Mr. Altman was at the OpenAI headquarters on Sunday afternoon. He posted a photo of himself on X, formerly Twitter, wearing a guest identification badge and said, “first and last time am ever wear one of these.”

The negotiations included a look at how the company’s board of directors might be reshaped if Mr. Altman returns as chief executive, two of the people said. Members of the board have not yet agreed to what a restructured board of directors might look like — nor is Mr. Altman’s reinstatement an inevitability, two of the people said.

There has been a whirlwind of activity since Mr. Altman was forced out of OpenAI, a company he helped found eight years ago that has become one of the most closely watched companies in tech thanks to its popular ChatGPT chatbot.

On Sunday afternoon, Will Hurd, a former OpenAI board member and a former Republican congressman from Texas, was standing outside the company’s headquarters in San Francisco’s Mission district waiting for a ride to the airport after spending two days digging into the details of Mr. Altman’s dismissal.

Mr. Hurd said that a representative of the company had called him on Friday morning, before Mr. Altman’s removal, and asked for his help in navigating the leadership upheaval. Mr. Hurd traveled from Texas to San Francisco on Saturday.

“The industry is important, the company is important,” Mr. Hurd said. “This is the future. How do we make sure there’s a level of trust and transparency? All things we want from models, we want from governance.”

OpenAI declined to comment.

OpenAI’s board of directors is unique. The organization started as a nonprofit before transforming itself into a for-profit company and bringing on Microsoft as its biggest investor. The for-profit company still answers to the nonprofit board. As a result, the company’s investors have had no official say in what happens to the start-up or who leads it.

Before Mr. Altman was forced out, OpenAI had six board members, including Mr. Altman and Greg Brockman, a company co-founder and board chairman who quit on Friday in solidarity with Mr. Altman.

The other board members are Ilya Sutskever, an OpenAI co-founder; Adam D’Angelo, the chief executive of Quora, the question-and-answer site; Helen Toner, a director of strategy at Georgetown’s Center for Security and Emerging Technology; and Tasha McCauley, an entrepreneur and computer scientist.

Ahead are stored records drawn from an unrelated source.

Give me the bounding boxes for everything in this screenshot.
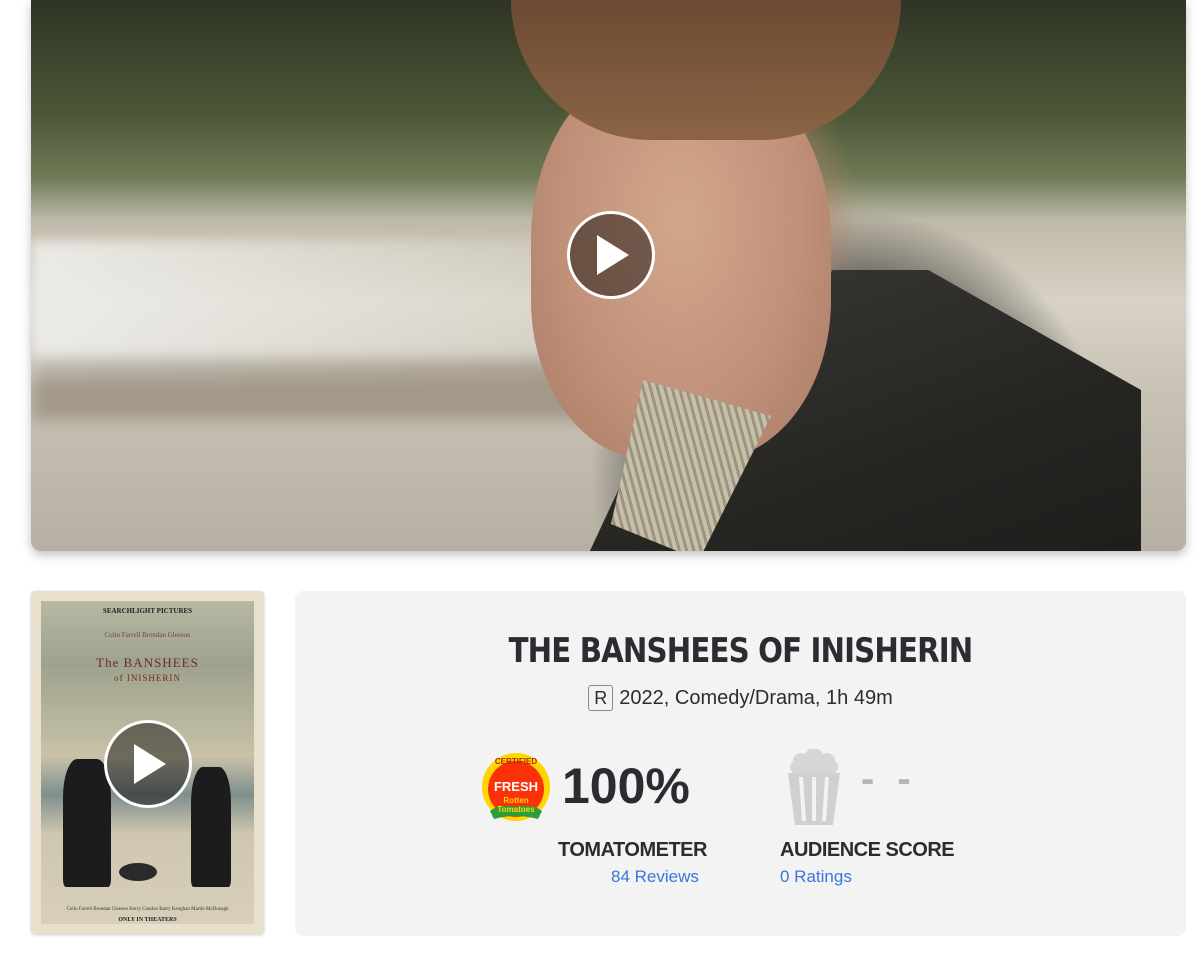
poster-studio: SEARCHLIGHT PICTURES: [102, 607, 193, 615]
popcorn-empty-icon: [788, 749, 840, 825]
audience-score-label: AUDIENCE SCORE: [780, 839, 955, 861]
movie-details: 2022, Comedy/Drama, 1h 49m: [619, 687, 893, 709]
badge-tomatoes-text: Tomatoes: [497, 805, 535, 814]
play-icon: [597, 235, 629, 275]
movie-poster[interactable]: SEARCHLIGHT PICTURES Colin Farrell Brend…: [31, 591, 264, 934]
poster-title-line1: The BANSHEES: [96, 655, 199, 670]
hero-play-button[interactable]: [567, 211, 655, 299]
certified-fresh-icon: CERTIFIED FRESH Rotten Tomatoes: [482, 753, 550, 821]
badge-fresh-text: FRESH: [494, 779, 538, 794]
tomatometer-label: TOMATOMETER: [558, 839, 707, 861]
score-panel: THE BANSHEES OF INISHERIN R 2022, Comedy/…: [295, 591, 1186, 936]
mpaa-rating-badge: R: [588, 685, 614, 711]
audience-score: - -: [861, 757, 917, 801]
tomatometer-score: 100%: [562, 758, 690, 814]
audience-score-block[interactable]: - - AUDIENCE SCORE 0 Ratings: [775, 749, 1015, 889]
badge-certified-text: CERTIFIED: [495, 757, 537, 766]
poster-title-line2: of INISHERIN: [114, 673, 181, 683]
hero-video-thumbnail[interactable]: [31, 0, 1186, 551]
badge-rotten-text: Rotten: [503, 796, 528, 805]
tomatometer-block[interactable]: CERTIFIED FRESH Rotten Tomatoes 100% TOM…: [480, 749, 710, 889]
poster-credits: Colin Farrell Brendan Gleeson Kerry Cond…: [66, 907, 229, 912]
poster-figure-right: [191, 767, 231, 887]
poster-figure-left: [63, 759, 111, 887]
poster-cast: Colin Farrell Brendan Gleeson: [104, 631, 191, 639]
poster-footer: ONLY IN THEATERS: [118, 917, 177, 923]
tomatometer-reviews-link[interactable]: 84 Reviews: [611, 867, 699, 887]
poster-dog: [119, 863, 157, 881]
movie-title: THE BANSHEES OF INISHERIN: [508, 631, 974, 671]
movie-meta: R 2022, Comedy/Drama, 1h 49m: [295, 685, 1186, 711]
audience-ratings-link[interactable]: 0 Ratings: [780, 867, 852, 887]
play-icon: [134, 744, 166, 784]
poster-play-button[interactable]: [104, 720, 192, 808]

Since Friday, people close to the company have been trying to learn why the board dismissed Mr. Altman. Brad Lightcap, the company’s chief operating officer, said in a note to staff on Saturday that there was no “malfeasance” involved.

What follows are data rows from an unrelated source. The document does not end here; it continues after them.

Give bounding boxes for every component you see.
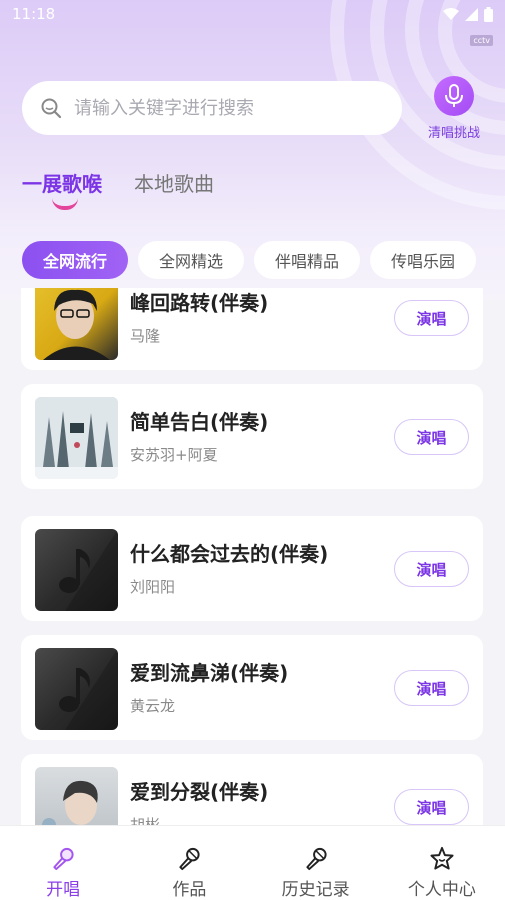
chip-accompaniment-picks[interactable]: 伴唱精品	[254, 241, 361, 279]
song-cover	[35, 288, 118, 360]
song-title: 简单告白(伴奏)	[130, 410, 269, 434]
status-bar: 11:18	[0, 0, 505, 28]
song-artist: 黄云龙	[130, 697, 176, 715]
song-cover	[35, 767, 118, 825]
sing-button[interactable]: 演唱	[394, 551, 469, 587]
chip-sing-paradise[interactable]: 传唱乐园	[370, 241, 477, 279]
song-card[interactable]: 峰回路转(伴奏) 马隆 演唱	[21, 288, 483, 370]
song-artist: 胡彬	[130, 816, 161, 825]
song-artist: 马隆	[130, 327, 161, 345]
portrait-image	[42, 780, 98, 825]
search-input[interactable]	[74, 97, 374, 119]
music-note-icon	[59, 648, 118, 730]
portrait-image	[43, 289, 110, 360]
microphone-icon	[306, 847, 327, 871]
main-tabs: 一展歌喉 本地歌曲	[22, 168, 214, 210]
microphone-icon	[445, 84, 463, 107]
song-cover	[35, 397, 118, 479]
song-title: 爱到流鼻涕(伴奏)	[130, 661, 289, 685]
chip-network-popular[interactable]: 全网流行	[22, 241, 129, 279]
star-face-icon	[430, 846, 454, 870]
song-card[interactable]: 简单告白(伴奏) 安苏羽+阿夏 演唱	[21, 384, 483, 489]
chip-network-selected[interactable]: 全网精选	[138, 241, 245, 279]
cctv-badge: cctv	[470, 35, 493, 46]
sing-challenge-button[interactable]: 清唱挑战	[422, 76, 486, 141]
sing-button[interactable]: 演唱	[394, 419, 469, 455]
search-icon	[41, 98, 62, 119]
tab-perform[interactable]: 一展歌喉	[22, 168, 102, 210]
music-note-icon	[59, 529, 118, 611]
signal-icon	[465, 7, 478, 21]
battery-icon	[484, 6, 493, 22]
song-list[interactable]: 峰回路转(伴奏) 马隆 演唱 简单告白(伴奏) 安苏羽+阿夏 演唱 什么都会过去…	[0, 288, 505, 825]
nav-profile[interactable]: 个人中心	[379, 826, 505, 900]
sing-button[interactable]: 演唱	[394, 300, 469, 336]
sing-challenge-label: 清唱挑战	[427, 126, 480, 141]
song-card[interactable]: 爱到分裂(伴奏) 胡彬 演唱	[21, 754, 483, 825]
song-card[interactable]: 爱到流鼻涕(伴奏) 黄云龙 演唱	[21, 635, 483, 740]
song-title: 峰回路转(伴奏)	[130, 291, 269, 315]
song-title: 爱到分裂(伴奏)	[130, 780, 269, 804]
song-title: 什么都会过去的(伴奏)	[130, 542, 329, 566]
sing-button[interactable]: 演唱	[394, 789, 469, 825]
nav-works[interactable]: 作品	[126, 826, 252, 900]
category-chips: 全网流行 全网精选 伴唱精品 传唱乐园	[22, 241, 477, 279]
bottom-navigation: 开唱 作品 历史记录 个人中心	[0, 825, 505, 900]
nav-sing[interactable]: 开唱	[0, 826, 126, 900]
tab-local-songs[interactable]: 本地歌曲	[134, 168, 214, 197]
song-card[interactable]: 什么都会过去的(伴奏) 刘阳阳 演唱	[21, 516, 483, 621]
song-artist: 刘阳阳	[130, 578, 176, 596]
status-time: 11:18	[12, 5, 56, 23]
song-cover	[35, 529, 118, 611]
search-bar[interactable]	[22, 81, 402, 135]
microphone-icon	[53, 847, 74, 871]
song-cover	[35, 648, 118, 730]
microphone-icon	[179, 847, 200, 871]
sing-button[interactable]: 演唱	[394, 670, 469, 706]
song-artist: 安苏羽+阿夏	[130, 446, 218, 464]
wifi-icon	[443, 8, 459, 20]
nav-history[interactable]: 历史记录	[253, 826, 379, 900]
winter-forest-image	[35, 397, 118, 479]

The stalemate is the latest twist in a series of power struggles at OpenAI. The fight drew attention to a longtime rift in the A.I. community between people who believe A.I. is the biggest business opportunity in a generation and others who worry that moving too fast could be dangerous.

The company was recently in talks to raise a new funding round that would value the company at more than $80 billion. Bloomberg News earlier reported some of the details of the discussions.

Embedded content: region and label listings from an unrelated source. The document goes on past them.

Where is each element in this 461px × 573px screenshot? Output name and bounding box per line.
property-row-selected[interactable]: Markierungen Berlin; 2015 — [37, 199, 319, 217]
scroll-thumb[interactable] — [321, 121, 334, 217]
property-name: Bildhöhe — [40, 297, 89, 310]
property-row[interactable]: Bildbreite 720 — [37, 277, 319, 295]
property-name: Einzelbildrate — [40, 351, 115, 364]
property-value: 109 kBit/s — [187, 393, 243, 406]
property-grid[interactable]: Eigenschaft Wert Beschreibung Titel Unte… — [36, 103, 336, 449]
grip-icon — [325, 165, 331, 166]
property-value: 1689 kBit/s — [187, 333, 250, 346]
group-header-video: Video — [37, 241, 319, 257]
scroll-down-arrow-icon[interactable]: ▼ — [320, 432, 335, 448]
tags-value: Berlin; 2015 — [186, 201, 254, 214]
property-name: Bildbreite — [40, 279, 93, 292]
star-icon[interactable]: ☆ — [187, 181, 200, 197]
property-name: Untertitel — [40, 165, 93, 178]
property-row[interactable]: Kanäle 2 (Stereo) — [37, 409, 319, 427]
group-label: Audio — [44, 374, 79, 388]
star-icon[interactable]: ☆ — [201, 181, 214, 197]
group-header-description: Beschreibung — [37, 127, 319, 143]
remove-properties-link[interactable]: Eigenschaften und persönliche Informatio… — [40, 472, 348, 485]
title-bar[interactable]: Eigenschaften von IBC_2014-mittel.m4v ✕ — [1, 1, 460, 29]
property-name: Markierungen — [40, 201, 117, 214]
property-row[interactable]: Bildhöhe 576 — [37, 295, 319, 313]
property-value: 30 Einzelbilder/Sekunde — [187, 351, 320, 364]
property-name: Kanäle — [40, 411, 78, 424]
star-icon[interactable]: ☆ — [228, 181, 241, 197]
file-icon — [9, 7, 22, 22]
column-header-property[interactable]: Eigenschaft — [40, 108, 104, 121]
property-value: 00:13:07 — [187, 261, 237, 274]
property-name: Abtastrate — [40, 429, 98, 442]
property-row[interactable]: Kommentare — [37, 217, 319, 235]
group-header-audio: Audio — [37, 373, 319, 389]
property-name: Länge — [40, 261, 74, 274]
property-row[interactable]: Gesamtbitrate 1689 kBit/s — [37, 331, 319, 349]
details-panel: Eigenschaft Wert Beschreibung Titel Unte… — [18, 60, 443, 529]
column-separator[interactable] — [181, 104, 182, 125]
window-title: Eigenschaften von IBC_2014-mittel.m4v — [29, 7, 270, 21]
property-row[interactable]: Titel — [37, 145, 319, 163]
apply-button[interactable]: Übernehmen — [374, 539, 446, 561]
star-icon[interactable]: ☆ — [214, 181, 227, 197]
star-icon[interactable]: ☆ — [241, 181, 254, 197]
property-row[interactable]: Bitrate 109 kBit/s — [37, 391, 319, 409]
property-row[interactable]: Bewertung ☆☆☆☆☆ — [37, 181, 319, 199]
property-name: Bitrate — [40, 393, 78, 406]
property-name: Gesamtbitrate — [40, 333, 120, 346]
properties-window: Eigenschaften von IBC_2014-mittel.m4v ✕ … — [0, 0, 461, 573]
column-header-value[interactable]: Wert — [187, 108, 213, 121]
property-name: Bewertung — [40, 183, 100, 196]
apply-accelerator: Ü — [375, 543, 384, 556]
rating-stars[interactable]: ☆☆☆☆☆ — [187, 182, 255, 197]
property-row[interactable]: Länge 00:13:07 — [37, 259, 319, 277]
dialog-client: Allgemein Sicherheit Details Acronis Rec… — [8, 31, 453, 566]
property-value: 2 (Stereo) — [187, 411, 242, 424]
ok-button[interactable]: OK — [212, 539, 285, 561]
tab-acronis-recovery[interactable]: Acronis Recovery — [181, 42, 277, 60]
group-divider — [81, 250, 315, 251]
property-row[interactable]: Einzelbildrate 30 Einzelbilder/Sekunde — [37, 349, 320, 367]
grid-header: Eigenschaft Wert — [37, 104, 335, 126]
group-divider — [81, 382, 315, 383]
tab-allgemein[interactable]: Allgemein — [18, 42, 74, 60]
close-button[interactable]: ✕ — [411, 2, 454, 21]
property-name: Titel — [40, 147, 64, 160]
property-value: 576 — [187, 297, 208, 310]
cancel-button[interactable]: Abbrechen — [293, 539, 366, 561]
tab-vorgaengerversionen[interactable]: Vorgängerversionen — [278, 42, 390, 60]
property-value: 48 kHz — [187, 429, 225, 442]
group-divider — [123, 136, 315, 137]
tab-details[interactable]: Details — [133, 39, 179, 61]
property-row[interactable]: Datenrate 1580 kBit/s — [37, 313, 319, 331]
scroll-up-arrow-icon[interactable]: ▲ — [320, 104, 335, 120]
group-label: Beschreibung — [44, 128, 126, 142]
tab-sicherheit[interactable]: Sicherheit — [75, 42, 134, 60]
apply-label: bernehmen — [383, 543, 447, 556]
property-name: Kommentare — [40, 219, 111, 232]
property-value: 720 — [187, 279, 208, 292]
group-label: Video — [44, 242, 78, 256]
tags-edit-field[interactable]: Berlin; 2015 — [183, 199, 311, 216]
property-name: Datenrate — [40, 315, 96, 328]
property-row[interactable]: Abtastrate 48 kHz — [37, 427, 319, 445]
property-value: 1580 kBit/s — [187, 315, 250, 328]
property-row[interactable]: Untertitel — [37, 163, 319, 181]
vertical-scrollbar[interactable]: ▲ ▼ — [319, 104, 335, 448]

Mr. Altman’s potential reinstatement would be a dramatic reversal for OpenAI, which said he had not been “consistently candid” in his discussions with the board when it unceremoniously ousted him.

As deliberations continued on Sunday, executives at OpenAI called in resources. At 12:45 p.m., a deliveryman with a dozen drinks from the Boba Guys chain showed up on a motorbike outside with two bags. Another deliveryman followed later with a half dozen more drinks.